Testing “dark” SSL Sites

Home » CentOS » Testing “dark” SSL Sites
CentOS 9 Comments

So, with all the hubbub around POODLE and ssl, we’re preparing a new load balancer using HAProxy.

So we have a set of unit tests written using PHPUnit, having trouble validating certificates. How do you test/validate an SSL cert for a prototype
“foo.com” server if it’s not actually active at the IP address that matches DNS for foo.com?
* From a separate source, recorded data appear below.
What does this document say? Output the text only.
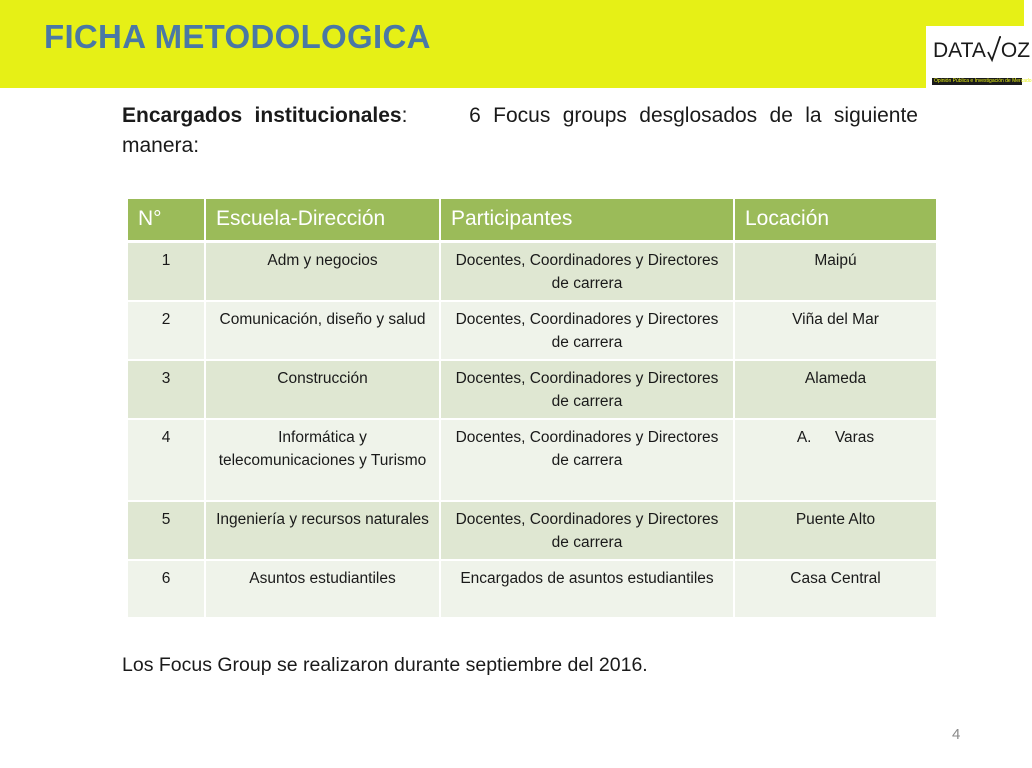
FICHA METODOLOGICA	DATA OZ
Opinión Pública e Investigación de Mercado
Encargados institucionales:	6 Focus groups desglosados de la siguiente manera:
N°	Escuela-Dirección	Participantes	Locación
1	Adm y negocios	Docentes, Coordinadores y Directores de carrera	Maipú
2	Comunicación, diseño y salud	Docentes, Coordinadores y Directores de carrera	Viña del Mar
3	Construcción	Docentes, Coordinadores y Directores de carrera	Alameda
4	Informática y telecomunicaciones y Turismo	Docentes, Coordinadores y Directores de carrera	A. Varas
5	Ingeniería y recursos naturales	Docentes, Coordinadores y Directores de carrera	Puente Alto
6	Asuntos estudiantiles	Encargados de asuntos estudiantiles	Casa Central
Los Focus Group se realizaron durante septiembre del 2016.
4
For non-ssl sites, I can specify the url like http://1.2.3.4/path and pass an explicit “host: foo.com” http header but that fails for SSL certificate validation.

You can also set a hosts file entry, but that’s also rather painful. Is there a better option?

9 thoughts on - Testing “dark” SSL Sites

  • I just disabled SSLv3 altogether on my server and just use TLS. On my site I only use TLS 1.2 and not earlier versions or SSL so I was never affected by POODLE.

  • openssl s_client -connect ip.ad.dr.ess:443
    then decode the cert

    e.g.
    $ openssl s_client -connect 1.2.3.4:443 < /dev/null >| cert

    Now you can use the “x509” to look at various things eg
    $ openssl x509 -in cert -subject -noout subject= /description=foobar/C=US/CN=ssl.example.com/emailAddress=foo@example.com

    “man x509”

  • The issue is that I wouldn’t consider myself qualified to make sense of this output. Curl noticed when an intermediate SSL cert wasn’t installed correctly, so if possible I’d really like to use a CLI “browser” such as curl or wget. I’ve already confirmed for example, that using openssl s_client as you mention above doesn’t actually check the certs, just lists them.

    Thus, the recent issues with firefox and intermediate certs would be tough to look for….

  • Actually it does check them as well.

    e.g.
    openssl s_client -connect localhost:443 < /dev/null > /dev/null
    depth=0 /C=–/ST=SomeState/L=SomeCity/O=SomeOrganization/OU=SomeOrganizationalUnit/CN=a.example.com/emailAddress=root@a.example.com
    verify error:num:self signed certificate
    verify return:1
    depth=0 /C=–/ST=SomeState/L=SomeCity/O=SomeOrganization/OU=SomeOrganizationalUnit/CN=a.example.com/emailAddress=root@a.example.com
    verify error:num:certificate has expired
    notAfter=Aug 9 23:55:39 2014 GMT
    verify return:1
    depth=0 /C=–/ST=SomeState/L=SomeCity/O=SomeOrganization/OU=SomeOrganizationalUnit/CN=a.example.com/emailAddress=root@a.example.com
    notAfter=Aug 9 23:55:39 2014 GMT
    verify return:1
    DONE

    Notice the “verify error” lines; it’s both self-signed _and_ expired.

    In chained certs it’ll check each of the chains.

    e.g.
    openssl s_client -connect http://www.google.com:443 < /dev/null > /dev/null
    CONNECTED(00000003)
    depth=3 /C=US/O=Equifax/OU=Equifax Secure Certificate Authority
    verify return:1
    depth=2 /C=US/O=GeoTrust Inc./CN=GeoTrust Global CA
    verify return:1
    depth=1 /C=US/O=Google Inc/CN=Google Internet Authority G2
    verify return:1
    depth=0 /C=US/ST

  • Maybe I did misunderstood, in which case ignore my post and/or remove it as it didn’t help.

  • I ended up discovering that curl recently added the option –resolve that allows me to do what I need. I had to download a statically compiled version and install in /usr/local to get it working on EL6.